Format pendidikan politik yang merupakan bagian dari ideologisasi Pengawasan harus mulai dirumuskan oleh Bawaslu kedepan khususnya Kabupaten/kota dalam mempersiapkan Pemilu mendatang atau Pilkada Serentak Tahun 2020, termasuk kegiatan-kegiatan yang bersifat ceremonial mulai dirubah ke arah yang lebih substansial. Dilaksanakannya sekolah Kader Pengawasan atas kerjasama Bawaslu RI dengan Bappenas telah membuka terobosan baru dan sekaligus hendak menyindir jajarannya (Bawaslu Kabupaten/Kota) bahwa sudah saatnya Pengawas Pemilu menyisir grass roots (akar rumput) di wilayah cakupannya, tentu melalui pendekatan yang disesuaikan dengan local wisdom (kearifan lokal) masing-masing. Seperti yang dilakukan Bawaslu Provinsi Jawa-Tengah dalam kurun tahun 2019 (di sela-sela tahapan Pemilu serentak). Bawaslu Kabupaten/Kota didorong untuk melaksanakan kegiatan sosialisasi partipatif berbasis komunitas yang kemudian melahirkan karya-karya inspiratif, salah satu contoh lahirnya Desa Bawaslu di Kabupaten Karanganyar. Tidak puas sampai disitu, usai pelaksanaan Pemilu 2019 Bawaslu Provinsi Jateng kembali meminta Kabupaten/Kota untuk mencanangkan pembentukan 3 (tiga) Desa Pengawasan dan 3 (tiga) Desa Anti Money Politik dan kegiatan-kegiatan lainnya yang semuanya harus terbentuk/terlaksana paling lambat bulan Desember 2019.

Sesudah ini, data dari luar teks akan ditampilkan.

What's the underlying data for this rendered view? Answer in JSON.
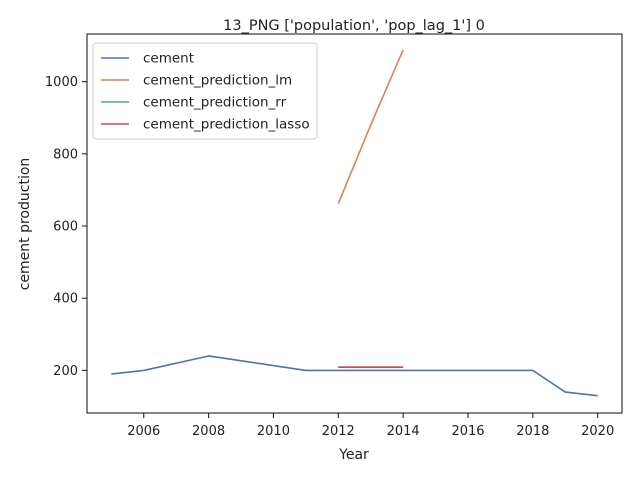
{
  "chart_data": {
    "type": "line",
    "title": "13_PNG ['population', 'pop_lag_1'] 0",
    "xlabel": "Year",
    "ylabel": "cement production",
    "xlim": [
      2004.25,
      2020.75
    ],
    "ylim": [
      82,
      1132
    ],
    "xticks": [
      2006,
      2008,
      2010,
      2012,
      2014,
      2016,
      2018,
      2020
    ],
    "yticks": [
      200,
      400,
      600,
      800,
      1000
    ],
    "grid": false,
    "legend_position": "top-left",
    "series": [
      {
        "name": "cement",
        "color": "#4c72b0",
        "x": [
          2005,
          2006,
          2008,
          2011,
          2012,
          2013,
          2014,
          2015,
          2016,
          2017,
          2018,
          2019,
          2020
        ],
        "y": [
          190,
          200,
          240,
          200,
          200,
          200,
          200,
          200,
          200,
          200,
          200,
          140,
          130
        ]
      },
      {
        "name": "cement_prediction_lm",
        "color": "#dd8452",
        "x": [
          2012,
          2013,
          2014
        ],
        "y": [
          662,
          880,
          1088
        ]
      },
      {
        "name": "cement_prediction_rr",
        "color": "#55a868",
        "x": [
          2012,
          2013,
          2014
        ],
        "y": [
          209,
          209,
          209
        ]
      },
      {
        "name": "cement_prediction_lasso",
        "color": "#c44e52",
        "x": [
          2012,
          2013,
          2014
        ],
        "y": [
          209,
          209,
          209
        ]
      }
    ]
  }
}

Laksana air yang menetesi bebatuan, sekeras apapun batu itu lambat laun akan hancur jua jika ditetesi setiap waktu. Membangun kesadaran masyarakat tidak cukup hanya sekali-dua kali, ia harus kontinyu, sabar, dan totalitas. Namun sejarah telah membuktikan gerakan yang dibangun dengan konsep matang dan didukung oleh manusia-manusia profetik (berintegritas dan memiliki ideologi) akan melahirkan perubahan yang signifikan. Mungkin perubahan itu tidak terjadi saat ini, tapi setidaknya landasan besar sudah mulai ditancapkan sebagai warisan untuk generasi mendatang.